Arushi Arya Student Contributor, Krea University
This article is written by a student writer from the Her Campus at Krea chapter and does not reflect the views of Her Campus.

There are times when I see someone saying or doing inconceivably absurd things, the kind that draw considerable attention from others, and simply walk it off later as though nothing happened. Such instances always make me feel conflicted, since I’m not sure whether to admire them or to question their way of life. Because genuinely, how do they recover from such situations without wishing they were swallowed by the ground beneath their feet? It’s a skill I long to have. While I have gotten better at bouncing back from socially awkward situations, it’s still a major work in progress. For some reason, such situations seem to find me more than most of the people I know. Anyone who has known me well enough must have questioned, at least once, how such things even happen to me. So let me share with you some instances that, on one hand, I wish I could Ctrl-z out of my memory, yet on the other hand, I’m grateful for all the interesting lore they have added to my life. Moreover, I will try to extract some silver lining out of these incidents, just as a desperate attempt to convince myself that these moments were somehow character-building.

To start off, we have what I like to call a “digital oopsie”. If there’s one thing you should know about me, it’s that I can be incredibly primitive when it comes to technology, whether it’s sending texts in the wrong chats or abusing my laptop when it lags. But the most humbling instance of them all is the time when I accidentally presented all my chats during an online class when I was supposed to be sharing a PowerPoint presentation instead. I think many of us are familiar with the craze of Google Hangouts—our respite during the mind-numbing drone of online school. My classmates and I would do anything but focus during class, so we obviously carried out all our side quests through our chats. And now… the chats were all exposed, free for everyone including our teacher to see. Luckily, it was only a few moments (which then felt like an eternity) before I hastily switched to the correct tab like a confused granny. There was nothing particularly incriminating in those chats that would have required me to permanently delete my account, yet it did teach me to be extra careful with myself, simply because I don’t trust myself enough.

However, what no one told me was that not only should I not trust myself, but also others, when it comes to my precious chats. This brings me to the second kind of social-death scenario—chat-hijacking. If you’ve had some particularly kaleshi (troublemaking) friends, you’d understand. For some reason, I’ve been a victim of chat-hijacking a few too many times, where my friends would spam my personal and group chats with absolute nonsense through my account. One such instance of chat-hijacking involved my friends sending a whole string of pretty damning texts and emails to my crush at the time, leaving me hassled and helpless as I watched them hog my laptop. Like these, there have been several other times when such texting misadventures have resulted in petty high school chaos, which would take me far too long to get into within the span of this article.

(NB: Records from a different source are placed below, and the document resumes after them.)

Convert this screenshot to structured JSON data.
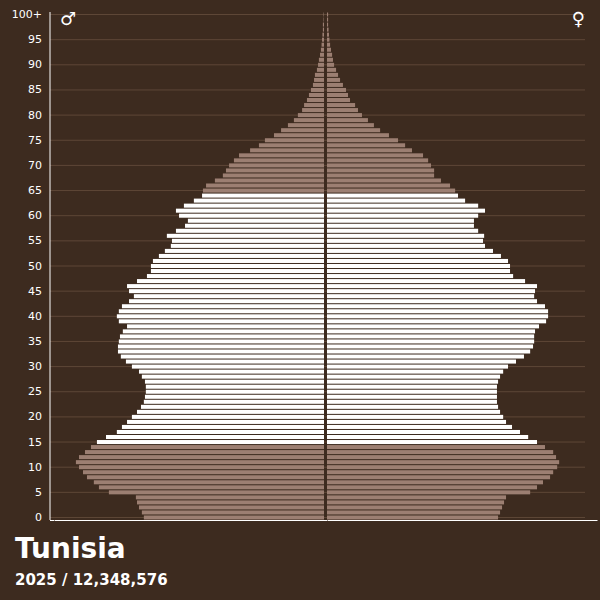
{
  "chart_data": {
    "type": "bar",
    "orientation": "horizontal",
    "grid": true,
    "tick_labels": "y",
    "title": "Tunisia",
    "subtitle": "2025 / 12,348,576",
    "categories": [
      "0",
      null,
      null,
      null,
      null,
      "5",
      null,
      null,
      null,
      null,
      "10",
      null,
      null,
      null,
      null,
      "15",
      null,
      null,
      null,
      null,
      "20",
      null,
      null,
      null,
      null,
      "25",
      null,
      null,
      null,
      null,
      "30",
      null,
      null,
      null,
      null,
      "35",
      null,
      null,
      null,
      null,
      "40",
      null,
      null,
      null,
      null,
      "45",
      null,
      null,
      null,
      null,
      "50",
      null,
      null,
      null,
      null,
      "55",
      null,
      null,
      null,
      null,
      "60",
      null,
      null,
      null,
      null,
      "65",
      null,
      null,
      null,
      null,
      "70",
      null,
      null,
      null,
      null,
      "75",
      null,
      null,
      null,
      null,
      "80",
      null,
      null,
      null,
      null,
      "85",
      null,
      null,
      null,
      null,
      "90",
      null,
      null,
      null,
      null,
      "95",
      null,
      null,
      null,
      null,
      "100+"
    ],
    "xlim": [
      0,
      122000
    ],
    "series": [
      {
        "name": "♂",
        "values": [
          81400,
          82300,
          83600,
          84500,
          85000,
          97200,
          101700,
          104000,
          107100,
          108900,
          110700,
          112100,
          110700,
          108000,
          105300,
          102600,
          98500,
          93600,
          91300,
          89000,
          86800,
          84500,
          82700,
          81400,
          80900,
          80500,
          80500,
          80900,
          82300,
          83600,
          86800,
          89500,
          91800,
          93100,
          93100,
          92700,
          92200,
          90900,
          89000,
          92700,
          93600,
          92700,
          91300,
          88100,
          85900,
          88100,
          89000,
          84500,
          80000,
          78200,
          78200,
          77300,
          74600,
          71900,
          69200,
          68700,
          71000,
          66900,
          62800,
          61500,
          65500,
          66900,
          63300,
          58800,
          55100,
          54700,
          53300,
          49300,
          45700,
          44300,
          42900,
          40700,
          38400,
          33400,
          29400,
          26700,
          22600,
          19400,
          16300,
          13600,
          11800,
          9900,
          9000,
          7700,
          6800,
          5900,
          5000,
          4500,
          4100,
          3200,
          2700,
          2300,
          1800,
          1400,
          1100,
          900,
          700,
          500,
          500,
          200,
          200
        ],
        "colors": [
          "#9c7f72",
          "#9c7f72",
          "#9c7f72",
          "#9c7f72",
          "#9c7f72",
          "#9c7f72",
          "#9c7f72",
          "#9c7f72",
          "#9c7f72",
          "#9c7f72",
          "#9c7f72",
          "#9c7f72",
          "#9c7f72",
          "#9c7f72",
          "#9c7f72",
          "#ffffff",
          "#ffffff",
          "#ffffff",
          "#ffffff",
          "#ffffff",
          "#ffffff",
          "#ffffff",
          "#ffffff",
          "#ffffff",
          "#ffffff",
          "#ffffff",
          "#ffffff",
          "#ffffff",
          "#ffffff",
          "#ffffff",
          "#ffffff",
          "#ffffff",
          "#ffffff",
          "#ffffff",
          "#ffffff",
          "#ffffff",
          "#ffffff",
          "#ffffff",
          "#ffffff",
          "#ffffff",
          "#ffffff",
          "#ffffff",
          "#ffffff",
          "#ffffff",
          "#ffffff",
          "#ffffff",
          "#ffffff",
          "#ffffff",
          "#ffffff",
          "#ffffff",
          "#ffffff",
          "#ffffff",
          "#ffffff",
          "#ffffff",
          "#ffffff",
          "#ffffff",
          "#ffffff",
          "#ffffff",
          "#ffffff",
          "#ffffff",
          "#ffffff",
          "#ffffff",
          "#ffffff",
          "#ffffff",
          "#ffffff",
          "#9c7f72",
          "#9c7f72",
          "#9c7f72",
          "#9c7f72",
          "#9c7f72",
          "#9c7f72",
          "#9c7f72",
          "#9c7f72",
          "#9c7f72",
          "#9c7f72",
          "#9c7f72",
          "#9c7f72",
          "#9c7f72",
          "#9c7f72",
          "#9c7f72",
          "#9c7f72",
          "#9c7f72",
          "#9c7f72",
          "#9c7f72",
          "#9c7f72",
          "#9c7f72",
          "#9c7f72",
          "#9c7f72",
          "#9c7f72",
          "#9c7f72",
          "#9c7f72",
          "#9c7f72",
          "#9c7f72",
          "#9c7f72",
          "#9c7f72",
          "#9c7f72",
          "#9c7f72",
          "#9c7f72",
          "#9c7f72",
          "#9c7f72",
          "#9c7f72"
        ]
      },
      {
        "name": "♀",
        "values": [
          77300,
          78200,
          79100,
          80000,
          80900,
          91800,
          94900,
          97600,
          100800,
          102200,
          104000,
          104900,
          103500,
          102200,
          98500,
          94900,
          90900,
          87200,
          83600,
          80900,
          79600,
          78200,
          77300,
          76800,
          76800,
          76800,
          76800,
          77300,
          78200,
          79600,
          81800,
          85400,
          89000,
          91800,
          93100,
          93600,
          93600,
          94000,
          95800,
          99000,
          99900,
          99900,
          98500,
          94900,
          93600,
          94000,
          94900,
          89500,
          84100,
          82700,
          82700,
          81800,
          78600,
          75000,
          71400,
          70500,
          71000,
          68300,
          66400,
          66400,
          68300,
          71400,
          68300,
          62400,
          59200,
          57900,
          55600,
          51500,
          48400,
          48400,
          47000,
          45700,
          43400,
          38400,
          35300,
          32100,
          28000,
          24000,
          21200,
          18500,
          15800,
          14000,
          12700,
          10400,
          9500,
          8600,
          7200,
          5900,
          5000,
          4100,
          3200,
          2700,
          2300,
          1800,
          1400,
          1100,
          900,
          700,
          500,
          500,
          500
        ],
        "colors": [
          "#9c7f72",
          "#9c7f72",
          "#9c7f72",
          "#9c7f72",
          "#9c7f72",
          "#9c7f72",
          "#9c7f72",
          "#9c7f72",
          "#9c7f72",
          "#9c7f72",
          "#9c7f72",
          "#9c7f72",
          "#9c7f72",
          "#9c7f72",
          "#9c7f72",
          "#ffffff",
          "#ffffff",
          "#ffffff",
          "#ffffff",
          "#ffffff",
          "#ffffff",
          "#ffffff",
          "#ffffff",
          "#ffffff",
          "#ffffff",
          "#ffffff",
          "#ffffff",
          "#ffffff",
          "#ffffff",
          "#ffffff",
          "#ffffff",
          "#ffffff",
          "#ffffff",
          "#ffffff",
          "#ffffff",
          "#ffffff",
          "#ffffff",
          "#ffffff",
          "#ffffff",
          "#ffffff",
          "#ffffff",
          "#ffffff",
          "#ffffff",
          "#ffffff",
          "#ffffff",
          "#ffffff",
          "#ffffff",
          "#ffffff",
          "#ffffff",
          "#ffffff",
          "#ffffff",
          "#ffffff",
          "#ffffff",
          "#ffffff",
          "#ffffff",
          "#ffffff",
          "#ffffff",
          "#ffffff",
          "#ffffff",
          "#ffffff",
          "#ffffff",
          "#ffffff",
          "#ffffff",
          "#ffffff",
          "#ffffff",
          "#9c7f72",
          "#9c7f72",
          "#9c7f72",
          "#9c7f72",
          "#9c7f72",
          "#9c7f72",
          "#9c7f72",
          "#9c7f72",
          "#9c7f72",
          "#9c7f72",
          "#9c7f72",
          "#9c7f72",
          "#9c7f72",
          "#9c7f72",
          "#9c7f72",
          "#9c7f72",
          "#9c7f72",
          "#9c7f72",
          "#9c7f72",
          "#9c7f72",
          "#9c7f72",
          "#9c7f72",
          "#9c7f72",
          "#9c7f72",
          "#9c7f72",
          "#9c7f72",
          "#9c7f72",
          "#9c7f72",
          "#9c7f72",
          "#9c7f72",
          "#9c7f72",
          "#9c7f72",
          "#9c7f72",
          "#9c7f72",
          "#9c7f72",
          "#9c7f72"
        ]
      }
    ]
  }
}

But I cannot lie, reminiscing as a college student makes me realise just how many entertaining stories I can share with new people I meet, thanks to these instances.

Speaking of crushes, I have one last, probably one of the most mortifying incidents to share. We’re all familiar with the madness of party games, especially games like Truth or Dare or Paranoia. Well, playing such games when you have a crush you desperately want to hide is like holding a lit match next to a gas leak. Moreover, in a tiny, tight-knit class, such information often spreads like wildfire. You probably know where I’m going with this. Let’s just say nothing went the way I wanted it to, to save myself from complete disclosure. Although something like this has been a canon event in many people’s lives at some point in time. Where are they all now? Living life, as one does. 

This goes to say that such incidents, which may make you want to disappear into thin air at first, become nothing more than a shallow crater in the path you uniquely carve out for yourself as you go about your life. Obviously, I don’t mean to discount the embarrassment one may feel in the moment. All I mean to say is, such a shift in perspective has helped me realise over the years that such social mishaps often don’t end up mattering in the long run. 

So go ahead. Do some more stupid stuff. Regret it later. And continue living like you’re meant to.